Uyar’ın çocukluğu ‘evsiz’ geçti. Babasının işi sebebiyle aile, oradan oraya taşındı durdu. Uyar, farklı okullarda birkaç yıl okuya okuya ilkokulu bitirdi. Ortaokulda ise parasızlıktan yatılı kaldı. Askerî okulu bitirdi ve Bursa Askerî Işıklar Lisesi’ne kaydoldu.
Şiire ilgisi de henüz o yıllarda başladı:
Güzeldir sevgilim her dakka her an
Güzeldir sözleri kaşı gözleri
Geçtiği her karış sönük topraktan
O anda fışkırır neşe özleri
"Şiire daha başka bir tutkunluğum,
sâdıklığım, saygım vardı"
Dost dergisine verdiği bir söyleşide ilk şiirlerini yazmaya, 14-15 yaşlarında bir arkadaşıyla beraber başladıklarını anlattı. Ortak bir defterde topladıkları o şiirlerin nerede olduğunu ne yazık ki bilmiyoruz:
“Daha ilkokulda vezin ve kafiyeden haberim olmadığı çağlarda manzumeler yazardım. Sonra ortaokul ve lise devresinde boyuna yazdım. Günde üç beş şiir, haftada on beş, günde bir roman yazıyordum. Ama ne şiirler, ama ne romanlar. Bazen bir romanı bitirmeden sıkılır, öbürüne başlardım. Sonra ikisini birden yazardım. Bu yüzden o güzelim romanların çoğu yarım kaldı. Roman yazarken sıkılırdım. Şiire daha başka bir tutkunluğum, sâdıklığım, saygım vardı.”

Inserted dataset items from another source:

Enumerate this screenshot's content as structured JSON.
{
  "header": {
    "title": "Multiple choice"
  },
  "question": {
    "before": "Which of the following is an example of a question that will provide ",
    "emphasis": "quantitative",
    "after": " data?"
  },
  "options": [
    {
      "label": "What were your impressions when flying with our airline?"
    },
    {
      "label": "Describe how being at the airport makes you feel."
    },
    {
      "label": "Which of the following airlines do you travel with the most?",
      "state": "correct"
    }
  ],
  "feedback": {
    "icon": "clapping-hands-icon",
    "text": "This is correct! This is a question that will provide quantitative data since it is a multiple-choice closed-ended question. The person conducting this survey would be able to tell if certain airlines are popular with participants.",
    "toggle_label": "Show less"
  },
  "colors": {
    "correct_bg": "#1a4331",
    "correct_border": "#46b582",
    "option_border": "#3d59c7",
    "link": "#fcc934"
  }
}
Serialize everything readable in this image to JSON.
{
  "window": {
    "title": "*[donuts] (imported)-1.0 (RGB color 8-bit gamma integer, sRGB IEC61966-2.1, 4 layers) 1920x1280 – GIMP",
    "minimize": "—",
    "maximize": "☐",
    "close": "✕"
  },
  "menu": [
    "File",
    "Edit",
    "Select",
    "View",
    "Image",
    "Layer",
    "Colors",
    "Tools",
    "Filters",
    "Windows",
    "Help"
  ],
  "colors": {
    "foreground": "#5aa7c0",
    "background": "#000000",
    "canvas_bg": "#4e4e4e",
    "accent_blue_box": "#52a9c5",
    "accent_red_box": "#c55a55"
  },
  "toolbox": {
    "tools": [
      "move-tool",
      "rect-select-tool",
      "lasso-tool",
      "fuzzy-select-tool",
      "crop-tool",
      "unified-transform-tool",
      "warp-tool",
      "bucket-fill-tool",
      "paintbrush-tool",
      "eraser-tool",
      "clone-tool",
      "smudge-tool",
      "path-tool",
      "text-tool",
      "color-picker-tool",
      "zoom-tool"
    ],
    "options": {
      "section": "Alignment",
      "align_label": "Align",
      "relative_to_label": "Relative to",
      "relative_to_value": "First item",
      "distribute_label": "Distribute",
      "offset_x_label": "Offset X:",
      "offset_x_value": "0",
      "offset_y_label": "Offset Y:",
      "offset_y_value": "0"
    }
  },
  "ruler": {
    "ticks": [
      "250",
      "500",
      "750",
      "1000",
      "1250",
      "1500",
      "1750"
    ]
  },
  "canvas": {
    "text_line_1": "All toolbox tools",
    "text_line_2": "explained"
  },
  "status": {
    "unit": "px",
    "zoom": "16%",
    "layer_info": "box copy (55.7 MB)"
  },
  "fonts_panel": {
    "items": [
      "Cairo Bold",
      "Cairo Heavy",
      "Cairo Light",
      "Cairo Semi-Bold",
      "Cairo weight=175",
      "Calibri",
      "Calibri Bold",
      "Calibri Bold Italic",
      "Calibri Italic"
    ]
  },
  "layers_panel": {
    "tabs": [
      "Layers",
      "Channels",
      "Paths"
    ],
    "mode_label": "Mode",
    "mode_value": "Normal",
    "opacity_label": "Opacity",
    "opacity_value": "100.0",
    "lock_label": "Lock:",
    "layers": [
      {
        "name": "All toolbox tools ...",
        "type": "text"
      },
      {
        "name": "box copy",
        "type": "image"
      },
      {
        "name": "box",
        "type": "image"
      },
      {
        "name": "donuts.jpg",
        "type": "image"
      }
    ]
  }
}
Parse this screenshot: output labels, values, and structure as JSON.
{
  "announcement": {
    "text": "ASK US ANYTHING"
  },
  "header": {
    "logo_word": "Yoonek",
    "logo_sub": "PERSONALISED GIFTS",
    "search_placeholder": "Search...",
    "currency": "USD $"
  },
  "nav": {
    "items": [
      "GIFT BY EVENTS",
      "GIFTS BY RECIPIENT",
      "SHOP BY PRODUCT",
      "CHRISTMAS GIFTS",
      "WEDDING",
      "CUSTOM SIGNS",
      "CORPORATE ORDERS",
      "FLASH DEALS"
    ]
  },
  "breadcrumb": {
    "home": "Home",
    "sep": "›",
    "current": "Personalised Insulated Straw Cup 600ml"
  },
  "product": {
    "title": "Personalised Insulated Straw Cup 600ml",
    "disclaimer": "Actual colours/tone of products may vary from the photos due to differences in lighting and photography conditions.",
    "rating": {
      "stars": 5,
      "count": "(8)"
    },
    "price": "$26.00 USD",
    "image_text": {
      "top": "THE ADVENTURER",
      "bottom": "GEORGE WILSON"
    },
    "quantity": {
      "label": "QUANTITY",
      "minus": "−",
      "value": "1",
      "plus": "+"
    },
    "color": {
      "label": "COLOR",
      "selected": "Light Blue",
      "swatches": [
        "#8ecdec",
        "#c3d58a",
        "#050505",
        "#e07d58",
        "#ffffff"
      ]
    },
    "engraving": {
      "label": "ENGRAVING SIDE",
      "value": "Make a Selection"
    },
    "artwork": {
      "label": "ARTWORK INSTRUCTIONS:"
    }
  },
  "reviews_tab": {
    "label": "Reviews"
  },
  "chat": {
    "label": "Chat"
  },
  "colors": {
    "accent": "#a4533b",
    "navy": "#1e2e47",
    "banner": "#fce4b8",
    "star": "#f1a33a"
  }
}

Uyar, yükseköğrenimine ise Askerî Memurlar Okulu’nda devam etti. Eski şairlerin şiirlerini kopyalamaktan, özgün işler üretememekten şikayetçiydi.

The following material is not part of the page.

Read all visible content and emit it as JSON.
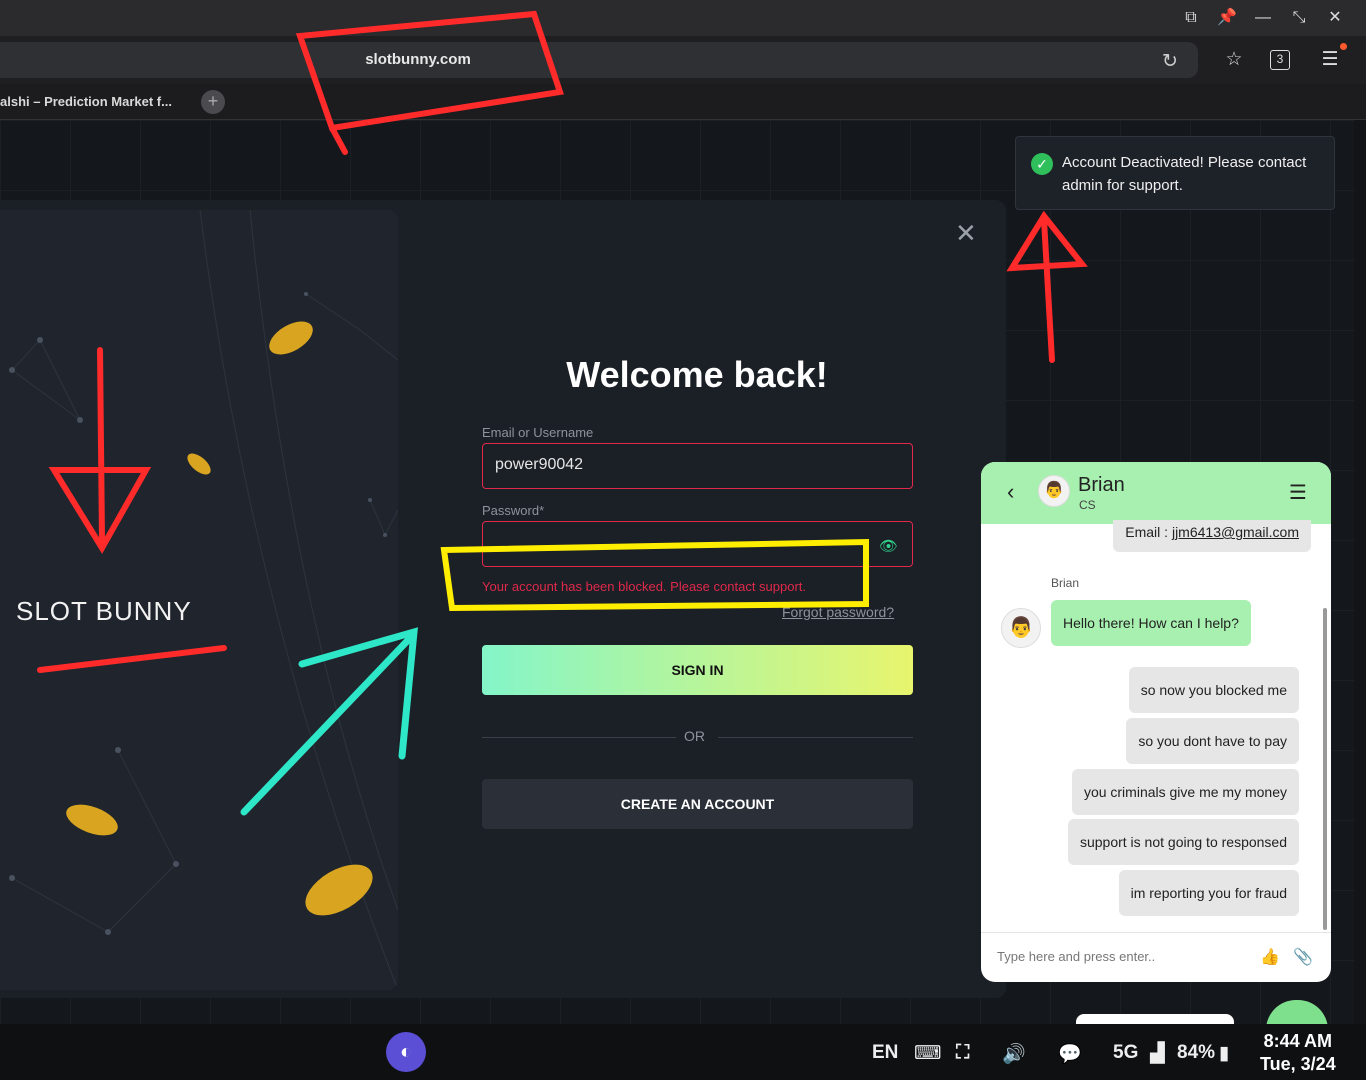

Kendi şiirinden çabucak soğuyordu. Ancak kendi zamanının şiiriyle tanıştığı zamanı şöyle anlatıyordu: “Sonra günümüzün şairlerini okudum da sevindim. 'Oh dünya varmış' dedim. Yıl 1946 idi.”
Henüz mezun olmadan Yezdan Şener ile evlendi; üç çocukları oldu.

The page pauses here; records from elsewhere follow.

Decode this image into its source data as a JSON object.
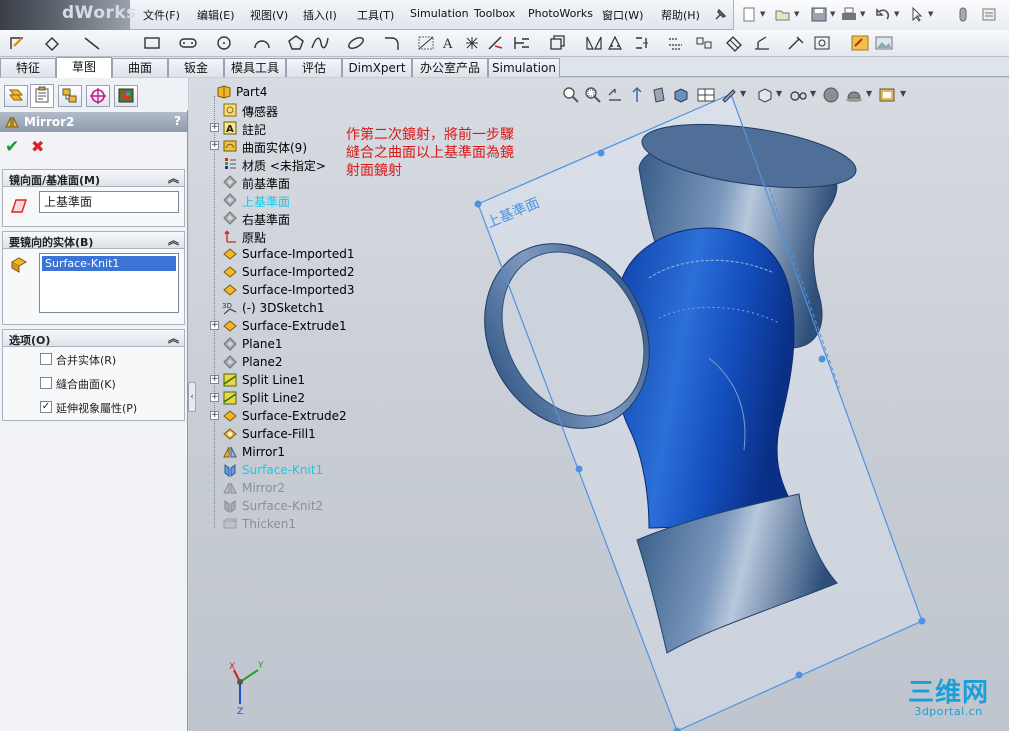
{
  "app": {
    "logo_text": "dWorks"
  },
  "menu": [
    {
      "label": "文件(F)",
      "name": "menu-file"
    },
    {
      "label": "编辑(E)",
      "name": "menu-edit"
    },
    {
      "label": "视图(V)",
      "name": "menu-view"
    },
    {
      "label": "插入(I)",
      "name": "menu-insert"
    },
    {
      "label": "工具(T)",
      "name": "menu-tools"
    },
    {
      "label": "Simulation",
      "name": "menu-simulation"
    },
    {
      "label": "Toolbox",
      "name": "menu-toolbox"
    },
    {
      "label": "PhotoWorks",
      "name": "menu-photoworks"
    },
    {
      "label": "窗口(W)",
      "name": "menu-window"
    },
    {
      "label": "帮助(H)",
      "name": "menu-help"
    }
  ],
  "command_tabs": [
    {
      "label": "特征"
    },
    {
      "label": "草图",
      "active": true
    },
    {
      "label": "曲面"
    },
    {
      "label": "钣金"
    },
    {
      "label": "模具工具"
    },
    {
      "label": "评估"
    },
    {
      "label": "DimXpert"
    },
    {
      "label": "办公室产品"
    },
    {
      "label": "Simulation"
    }
  ],
  "property_manager": {
    "title": "Mirror2",
    "help": "?",
    "ok_symbol": "✔",
    "cancel_symbol": "✖",
    "mirror_plane": {
      "header": "镜向面/基准面(M)",
      "value": "上基準面"
    },
    "bodies": {
      "header": "要镜向的实体(B)",
      "selected": "Surface-Knit1"
    },
    "options": {
      "header": "选项(O)",
      "items": [
        {
          "label": "合并实体(R)",
          "checked": false,
          "check": ""
        },
        {
          "label": "縫合曲面(K)",
          "checked": false,
          "check": ""
        },
        {
          "label": "延伸视象屬性(P)",
          "checked": true,
          "check": "✓"
        }
      ]
    }
  },
  "feature_tree": [
    {
      "label": "Part4",
      "icon": "part-icon",
      "expander": false,
      "state": "root"
    },
    {
      "label": "傳感器",
      "icon": "sensor-icon",
      "expander": false,
      "state": "normal"
    },
    {
      "label": "註記",
      "icon": "annotation-icon",
      "expander": true,
      "state": "normal"
    },
    {
      "label": "曲面实体(9)",
      "icon": "surface-bodies-icon",
      "expander": true,
      "state": "normal"
    },
    {
      "label": "材质 <未指定>",
      "icon": "material-icon",
      "expander": false,
      "state": "normal"
    },
    {
      "label": "前基準面",
      "icon": "plane-icon",
      "expander": false,
      "state": "normal"
    },
    {
      "label": "上基準面",
      "icon": "plane-icon",
      "expander": false,
      "state": "highlight"
    },
    {
      "label": "右基準面",
      "icon": "plane-icon",
      "expander": false,
      "state": "normal"
    },
    {
      "label": "原點",
      "icon": "origin-icon",
      "expander": false,
      "state": "normal"
    },
    {
      "label": "Surface-Imported1",
      "icon": "surface-icon",
      "expander": false,
      "state": "normal"
    },
    {
      "label": "Surface-Imported2",
      "icon": "surface-icon",
      "expander": false,
      "state": "normal"
    },
    {
      "label": "Surface-Imported3",
      "icon": "surface-icon",
      "expander": false,
      "state": "normal"
    },
    {
      "label": "(-) 3DSketch1",
      "icon": "sketch3d-icon",
      "expander": false,
      "state": "normal"
    },
    {
      "label": "Surface-Extrude1",
      "icon": "surface-icon",
      "expander": true,
      "state": "normal"
    },
    {
      "label": "Plane1",
      "icon": "plane-icon",
      "expander": false,
      "state": "normal"
    },
    {
      "label": "Plane2",
      "icon": "plane-icon",
      "expander": false,
      "state": "normal"
    },
    {
      "label": "Split Line1",
      "icon": "splitline-icon",
      "expander": true,
      "state": "normal"
    },
    {
      "label": "Split Line2",
      "icon": "splitline-icon",
      "expander": true,
      "state": "normal"
    },
    {
      "label": "Surface-Extrude2",
      "icon": "surface-icon",
      "expander": true,
      "state": "normal"
    },
    {
      "label": "Surface-Fill1",
      "icon": "fill-icon",
      "expander": false,
      "state": "normal"
    },
    {
      "label": "Mirror1",
      "icon": "mirror-icon",
      "expander": false,
      "state": "normal"
    },
    {
      "label": "Surface-Knit1",
      "icon": "knit-icon",
      "expander": false,
      "state": "highlight"
    },
    {
      "label": "Mirror2",
      "icon": "mirror-icon",
      "expander": false,
      "state": "suppressed"
    },
    {
      "label": "Surface-Knit2",
      "icon": "knit-icon",
      "expander": false,
      "state": "suppressed"
    },
    {
      "label": "Thicken1",
      "icon": "thicken-icon",
      "expander": false,
      "state": "suppressed"
    }
  ],
  "annotation": {
    "lines": [
      "作第二次鏡射，將前一步驟",
      "縫合之曲面以上基準面為鏡",
      "射面鏡射"
    ],
    "color": "#d71919"
  },
  "plane_label": "上基準面",
  "triad": {
    "x": "X",
    "y": "Y",
    "z": "Z"
  },
  "watermark": {
    "brand": "三维网",
    "domain": "3dportal.cn"
  },
  "colors": {
    "highlight": "#18c8e8",
    "suppressed": "#8a8f98",
    "model": "#2464c8",
    "selection": "#3a74d6"
  }
}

İkili, Uyar’ın taşra hizmetinin ardından Ankara’ya yerleşti. Uyar, askerî memurluğu kendi isteğiyle bırakıp Türkiye Selüloz ve Kâğıt Sanayi Ankara Şubesi’nde çalışmaya başladı. Buradaki dokuz yılının ardından, 1967 yılında emekliye ayrıldı.
İstanbul yıllar, emeklilik, şiire dönüş
ve 'ilham perisi' Tomris
Emekliliğin ardından Uyar’ın İstanbul yılları başladı. Şener’den boşandı ve İstanbul’a yerleşti.
Tomris Uyar’la şiir üzerine mektuplaşmaya başladılar. Tomris Uyar, o günleri şöyle anlattı:
“1966 yılında ben zaten Cemal Süreya’dan ayrılmak üzereydim. O da eşinden ayrılmıştı. İstanbul’a gelmişti çocuklarıyla. Burada tanıştık. Asıl tanışmamız herhalde o, çünkü o zaman daha bir yakın oturup konuşma fırsatını bulduk ve mektuplaşmaya başladık. Bu mektuplar önce sadece şiir üzerine mektuplardı. Hâlâ duruyor bende. Genellikle onun şiir üzerine düşünceleri, benim onun şiirleri üzerine düşüncelerim… Ve anladığım kadarıyla çok sıkışık bir dönem geçiriyordu. Yani evlilik hayatında bir süredir yaşadığı tedirginlik ve uyumsuzluk şiirini de etkilemişti, yedi yıldır şiir yazmıyordu. Esin periliği olarak ifade etmek istemiyorum ama herhalde çok konuştuğum, çok dürttüğüm, yazmasını çok rica ettiğim için diyeyim, yavaş yavaş şiir yazma isteği yeniden doğdu.”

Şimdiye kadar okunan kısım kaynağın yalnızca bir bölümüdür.